The girls whose possessions were seized finished their exams, then erupted, breaking up furniture and turning on fire extinguishers, according to Arab media. They blockaded the female principal's office, forcing her to call her husband on her own telephone, asking for assistance. He, in turn, summoned police. The Saudi authorities were reduced to filing charges against the students with, and demanding an investigation by, the official Educational Department in Mecca. The Department was shameless enough to declare that the school riot was an isolated incident.
In reality, the "cellphone riot" was merely the latest chapter illustrating the discontent growing among the Saudi youth, especially women.
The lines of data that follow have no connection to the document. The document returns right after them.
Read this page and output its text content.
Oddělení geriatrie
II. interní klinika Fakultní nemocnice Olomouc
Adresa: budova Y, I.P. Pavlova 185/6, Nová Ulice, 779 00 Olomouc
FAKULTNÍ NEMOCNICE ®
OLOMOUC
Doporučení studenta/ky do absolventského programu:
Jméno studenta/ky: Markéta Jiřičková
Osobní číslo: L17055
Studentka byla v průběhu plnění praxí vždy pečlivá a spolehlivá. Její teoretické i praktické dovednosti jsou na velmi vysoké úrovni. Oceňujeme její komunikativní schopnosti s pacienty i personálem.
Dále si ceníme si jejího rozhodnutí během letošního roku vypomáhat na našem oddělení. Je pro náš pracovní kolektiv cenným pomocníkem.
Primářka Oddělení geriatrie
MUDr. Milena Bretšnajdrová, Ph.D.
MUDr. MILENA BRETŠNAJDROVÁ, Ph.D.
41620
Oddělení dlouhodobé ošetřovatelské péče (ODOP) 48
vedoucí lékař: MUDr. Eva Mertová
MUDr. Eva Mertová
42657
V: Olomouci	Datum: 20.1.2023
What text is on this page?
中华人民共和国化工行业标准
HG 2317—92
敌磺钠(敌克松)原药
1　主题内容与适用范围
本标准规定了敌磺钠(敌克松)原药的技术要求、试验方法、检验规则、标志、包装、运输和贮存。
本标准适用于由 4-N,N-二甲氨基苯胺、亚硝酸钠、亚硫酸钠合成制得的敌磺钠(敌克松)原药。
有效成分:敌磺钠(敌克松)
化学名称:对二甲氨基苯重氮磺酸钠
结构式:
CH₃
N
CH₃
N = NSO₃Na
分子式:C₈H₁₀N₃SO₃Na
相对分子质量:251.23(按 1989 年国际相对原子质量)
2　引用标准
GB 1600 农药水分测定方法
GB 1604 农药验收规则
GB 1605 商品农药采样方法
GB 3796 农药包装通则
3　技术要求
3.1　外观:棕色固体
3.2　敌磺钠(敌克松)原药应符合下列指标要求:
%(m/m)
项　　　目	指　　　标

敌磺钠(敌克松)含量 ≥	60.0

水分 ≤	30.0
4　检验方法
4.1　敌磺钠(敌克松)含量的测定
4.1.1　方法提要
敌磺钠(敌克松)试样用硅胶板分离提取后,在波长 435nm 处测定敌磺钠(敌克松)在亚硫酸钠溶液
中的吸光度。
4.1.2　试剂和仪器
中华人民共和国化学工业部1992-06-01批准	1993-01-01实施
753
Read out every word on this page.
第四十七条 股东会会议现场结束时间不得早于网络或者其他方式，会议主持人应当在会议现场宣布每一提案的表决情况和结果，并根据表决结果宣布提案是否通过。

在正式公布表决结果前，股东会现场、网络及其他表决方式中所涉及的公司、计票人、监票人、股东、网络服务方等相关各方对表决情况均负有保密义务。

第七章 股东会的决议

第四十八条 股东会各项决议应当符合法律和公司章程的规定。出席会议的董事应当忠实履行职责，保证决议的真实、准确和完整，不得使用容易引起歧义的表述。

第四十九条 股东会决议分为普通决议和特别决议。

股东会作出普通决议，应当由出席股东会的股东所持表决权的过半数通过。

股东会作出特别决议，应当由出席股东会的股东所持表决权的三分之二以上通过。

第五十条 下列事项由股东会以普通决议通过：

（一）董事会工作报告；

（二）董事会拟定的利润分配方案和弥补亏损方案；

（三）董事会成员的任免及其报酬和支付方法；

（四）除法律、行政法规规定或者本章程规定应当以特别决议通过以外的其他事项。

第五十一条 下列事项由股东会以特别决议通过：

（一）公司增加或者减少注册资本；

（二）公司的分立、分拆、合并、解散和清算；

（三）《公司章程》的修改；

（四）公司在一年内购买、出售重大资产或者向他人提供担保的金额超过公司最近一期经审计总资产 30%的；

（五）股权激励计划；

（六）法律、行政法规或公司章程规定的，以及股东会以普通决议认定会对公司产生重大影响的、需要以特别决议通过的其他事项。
Some weeks before, a riot had broken out in a Mecca female correctional center, and the university at Ta'if, another city in the western, and traditionally anti-Wahhabi region of Hejaz, saw a sit-in by a thousand girls who had been refused entry to the academic admission process. The protesting girls were joined by their male guardians or mehrams, whose presence is decreed by Saudi morals regulations. The girls and their guardians blocked the streets at the entrance of the university and fought with security guards who attempted to remove them.
In the short term such incidents reflect the energy of young people pressing against the primitive Wahhabi order. But viewed in a longer perspective, it is impossible to imagine that young Saudis are immune to the influence of television and YouTube reporting from Iran in upheaval.
As much or more than Iran, Saudi Arabia is trapped in an ideology from which it cannot escape. And as in Iran, more dissent and upheaval must be expected in the Wahhabi-dominated kingdom.